Federal Opposition Leader, Anthony Albanese, has announced that the Australian Labor Party will adopt a carbon neutral target of zero net emissions by the year 2050.
In a major speech to a think tank in Melbourne, Mr Albanese outlined his plan for the party’s climate policy, including the decision to cease the use of Kyoto carryover credits.
If enacted, the plan would see Australia join 73 countries, 398 cities and 786 businesses who’ve already committed to the goal, including every Australian state and territory.
“This should be as non-controversial in Australia as it is in most nations,” Mr Albanese said.
“Climate change is real and needs a real response.”
Energy and Emissions Reduction Minister, Angus Taylor, criticised his opponents for not learning from their previous climate policy “mistake”.
“It’s a target without a plan to get there, and a 2050 target is no substitute for a 2030 target,” Mr Taylor said.
“Our position is clear – we won’t set new targets without being able to look Australians in the eye and tell them how we’ll get there and how much those policies will cost.”
In his speech, Mr Albanese said that the time for action on climate change was now.
“The climate wars have seen a decade wasted, when it should have been a decade won.”

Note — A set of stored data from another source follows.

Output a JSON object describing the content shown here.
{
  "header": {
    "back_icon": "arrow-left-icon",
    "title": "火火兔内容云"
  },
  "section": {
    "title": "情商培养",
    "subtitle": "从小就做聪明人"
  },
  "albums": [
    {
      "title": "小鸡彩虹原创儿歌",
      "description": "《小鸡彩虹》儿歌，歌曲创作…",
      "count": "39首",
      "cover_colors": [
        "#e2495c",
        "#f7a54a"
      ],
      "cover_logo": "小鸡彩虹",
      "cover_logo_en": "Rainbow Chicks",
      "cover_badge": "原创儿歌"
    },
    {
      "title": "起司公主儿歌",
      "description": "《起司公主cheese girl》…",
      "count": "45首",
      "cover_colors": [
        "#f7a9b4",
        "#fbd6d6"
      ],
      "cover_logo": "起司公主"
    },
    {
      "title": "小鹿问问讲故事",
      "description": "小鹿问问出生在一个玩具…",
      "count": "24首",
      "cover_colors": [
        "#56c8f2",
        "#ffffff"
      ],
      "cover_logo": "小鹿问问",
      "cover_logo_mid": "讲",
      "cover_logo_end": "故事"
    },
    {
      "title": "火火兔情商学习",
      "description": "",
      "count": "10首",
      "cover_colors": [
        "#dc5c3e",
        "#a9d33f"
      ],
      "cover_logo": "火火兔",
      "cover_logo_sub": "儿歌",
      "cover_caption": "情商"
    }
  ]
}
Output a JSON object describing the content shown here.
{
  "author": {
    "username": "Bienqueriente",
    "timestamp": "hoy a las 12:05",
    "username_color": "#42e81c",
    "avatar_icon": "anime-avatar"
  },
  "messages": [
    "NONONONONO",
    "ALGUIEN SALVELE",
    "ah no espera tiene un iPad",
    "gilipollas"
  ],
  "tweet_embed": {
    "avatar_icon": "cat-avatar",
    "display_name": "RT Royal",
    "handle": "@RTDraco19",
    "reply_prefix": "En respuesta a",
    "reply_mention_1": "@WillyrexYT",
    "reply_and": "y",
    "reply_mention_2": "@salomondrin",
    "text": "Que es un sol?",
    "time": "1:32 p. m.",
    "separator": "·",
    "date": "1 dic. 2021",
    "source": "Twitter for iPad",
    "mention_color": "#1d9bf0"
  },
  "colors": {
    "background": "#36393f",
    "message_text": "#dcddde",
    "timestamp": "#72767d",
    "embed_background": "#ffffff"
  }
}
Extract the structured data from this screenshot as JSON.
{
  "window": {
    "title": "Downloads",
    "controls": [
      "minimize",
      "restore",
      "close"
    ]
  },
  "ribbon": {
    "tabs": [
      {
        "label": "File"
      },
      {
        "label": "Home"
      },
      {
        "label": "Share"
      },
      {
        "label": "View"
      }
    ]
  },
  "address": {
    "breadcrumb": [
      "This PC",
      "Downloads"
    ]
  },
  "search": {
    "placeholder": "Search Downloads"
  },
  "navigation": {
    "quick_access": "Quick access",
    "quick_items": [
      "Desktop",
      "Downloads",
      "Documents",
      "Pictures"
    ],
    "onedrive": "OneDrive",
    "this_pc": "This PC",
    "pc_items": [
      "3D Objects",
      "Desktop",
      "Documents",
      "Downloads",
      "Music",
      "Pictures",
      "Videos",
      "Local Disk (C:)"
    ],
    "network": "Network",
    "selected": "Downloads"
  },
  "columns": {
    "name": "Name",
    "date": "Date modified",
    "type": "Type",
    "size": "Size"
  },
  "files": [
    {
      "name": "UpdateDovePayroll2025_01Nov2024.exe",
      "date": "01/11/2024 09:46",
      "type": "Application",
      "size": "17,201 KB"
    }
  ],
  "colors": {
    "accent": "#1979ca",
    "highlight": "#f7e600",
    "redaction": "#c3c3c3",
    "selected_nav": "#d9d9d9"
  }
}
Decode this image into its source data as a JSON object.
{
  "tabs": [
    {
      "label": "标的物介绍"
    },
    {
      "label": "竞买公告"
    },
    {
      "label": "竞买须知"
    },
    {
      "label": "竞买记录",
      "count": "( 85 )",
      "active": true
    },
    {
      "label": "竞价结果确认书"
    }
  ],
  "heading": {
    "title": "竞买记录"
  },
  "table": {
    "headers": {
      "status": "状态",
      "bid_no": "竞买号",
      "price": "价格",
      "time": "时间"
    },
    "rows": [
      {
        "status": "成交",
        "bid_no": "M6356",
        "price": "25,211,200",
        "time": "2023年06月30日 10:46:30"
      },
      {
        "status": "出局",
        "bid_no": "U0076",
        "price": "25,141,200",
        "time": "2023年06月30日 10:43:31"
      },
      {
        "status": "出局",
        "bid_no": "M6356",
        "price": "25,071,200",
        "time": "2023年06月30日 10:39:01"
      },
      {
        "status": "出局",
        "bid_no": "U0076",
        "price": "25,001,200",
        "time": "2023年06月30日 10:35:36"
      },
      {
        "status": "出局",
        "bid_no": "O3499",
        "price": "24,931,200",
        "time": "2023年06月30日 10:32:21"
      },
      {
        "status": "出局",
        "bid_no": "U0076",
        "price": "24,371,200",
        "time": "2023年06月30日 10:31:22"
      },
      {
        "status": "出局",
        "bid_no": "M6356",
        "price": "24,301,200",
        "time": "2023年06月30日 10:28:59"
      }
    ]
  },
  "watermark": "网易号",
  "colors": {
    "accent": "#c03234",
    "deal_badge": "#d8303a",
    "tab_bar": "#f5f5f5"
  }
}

“We should be a clean energy superpower – harnessing the wind and sun to spark a new manufacturing boom. Developing a hydrogen industry. Creating manufacturing jobs here in Australia in new industries that provide well paid jobs.”
The Coalition has yet to commit to the long-term target, but instead focused on reducing emissions by 26 to 28 per cent on 2005 levels by 2030.
Labor has not set a shorter-term 2030 target, and the economical cost of its new target is still under debate.